WHO IS TO RIDE HIM?

In a remote and lonely part of Dorsetshire stood, in a beautifully-wooded park, a fine old mansion, Bradon Hall, belonging to George Bradon, Esq., who at the time I speak of was about eight-and-twenty.

He was one of the old school, as his father had been before him. Early in life he had been placed in a crack regiment of Dragoons, so he was not without a pretty good knowledge of the world for his age. Allowed a liberal sum by his father, he had never exceeded it; on the contrary, there was generally a fair balance at the end of the year in the hands of his agent.

He was a remarkably handsome young fellow. Bred up in the country, and left to do pretty nearly as he liked, it was not wonderful he turned out an adept at all sorts of sports.

A good cricketer, a still better fisherman, a magnificent shot, and not only the straightest but the best rider in the country; indeed riding was his forte. Not so with our late friend Artemus Ward at "playing 'oss." With all these sporting accomplishments he was much looked up to in his regiment, and it was said that the man who could live with George Bradon in any country for twenty minutes was A1 in the pigskin.

Two years previous to the time I am speaking of, he found himself master of Bradon Hall; his mother had gone many years before.

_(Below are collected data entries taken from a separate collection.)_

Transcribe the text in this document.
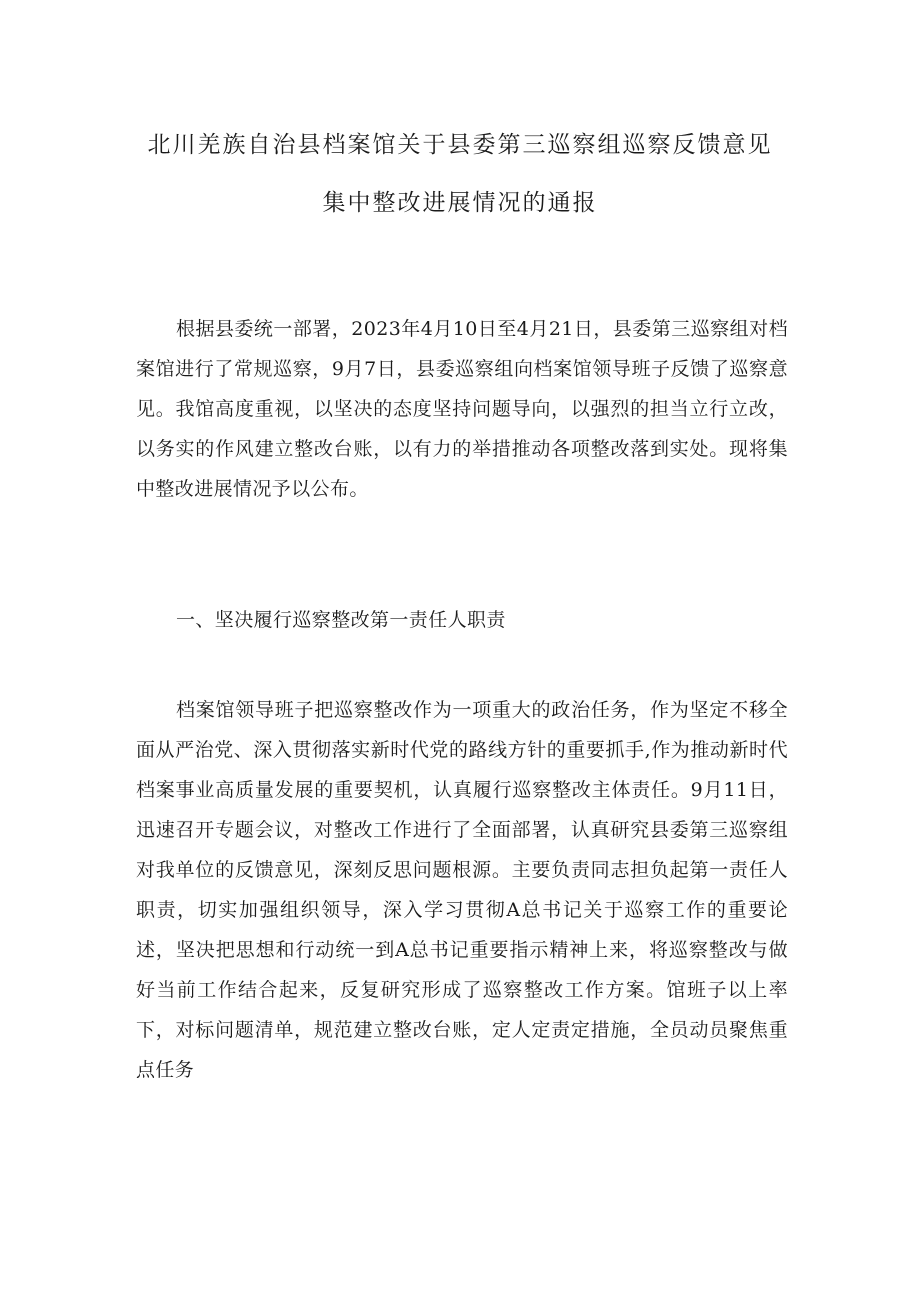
北川羌族自治县档案馆关于县委第三巡察组巡察反馈意见
集中整改进展情况的通报

根据县委统一部署，2023年4月10日至4月21日，县委第三巡察组对档案馆进行了常规巡察，9月7日，县委巡察组向档案馆领导班子反馈了巡察意见。我馆高度重视，以坚决的态度坚持问题导向，以强烈的担当立行立改，以务实的作风建立整改台账，以有力的举措推动各项整改落到实处。现将集中整改进展情况予以公布。

一、坚决履行巡察整改第一责任人职责

档案馆领导班子把巡察整改作为一项重大的政治任务，作为坚定不移全面从严治党、深入贯彻落实新时代党的路线方针的重要抓手,作为推动新时代档案事业高质量发展的重要契机，认真履行巡察整改主体责任。9月11日，迅速召开专题会议，对整改工作进行了全面部署，认真研究县委第三巡察组对我单位的反馈意见，深刻反思问题根源。主要负责同志担负起第一责任人职责，切实加强组织领导，深入学习贯彻A总书记关于巡察工作的重要论述，坚决把思想和行动统一到A总书记重要指示精神上来，将巡察整改与做好当前工作结合起来，反复研究形成了巡察整改工作方案。馆班子以上率下，对标问题清单，规范建立整改台账，定人定责定措施，全员动员聚焦重点任务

The first thing he did was to sell out and come home, where he had ever since resided. All the men in his regiment had the blues when he left. "It was an infernal bore," Captain Swagger remarked, "to lose such a vewey fine fellaw as Bwadon; he should like to know who the devil could bwoo such a cwawat-cup as Bwadon?"

At any rate George left, taking with him a magnificent gold snuff-box, a present from his fellow-officers, "which would be," as the lieutenant-colonel said, "a doocid nice thing to push about the dinner-table when he and his old friends of the regiment came down to hunt and shoot with him."

Some of them had been true to their word, and paid him a visit now and then in the sporting season. George was delighted to see them; it put him in mind of old times, and he was always glad to know how matters were going on in his old corps.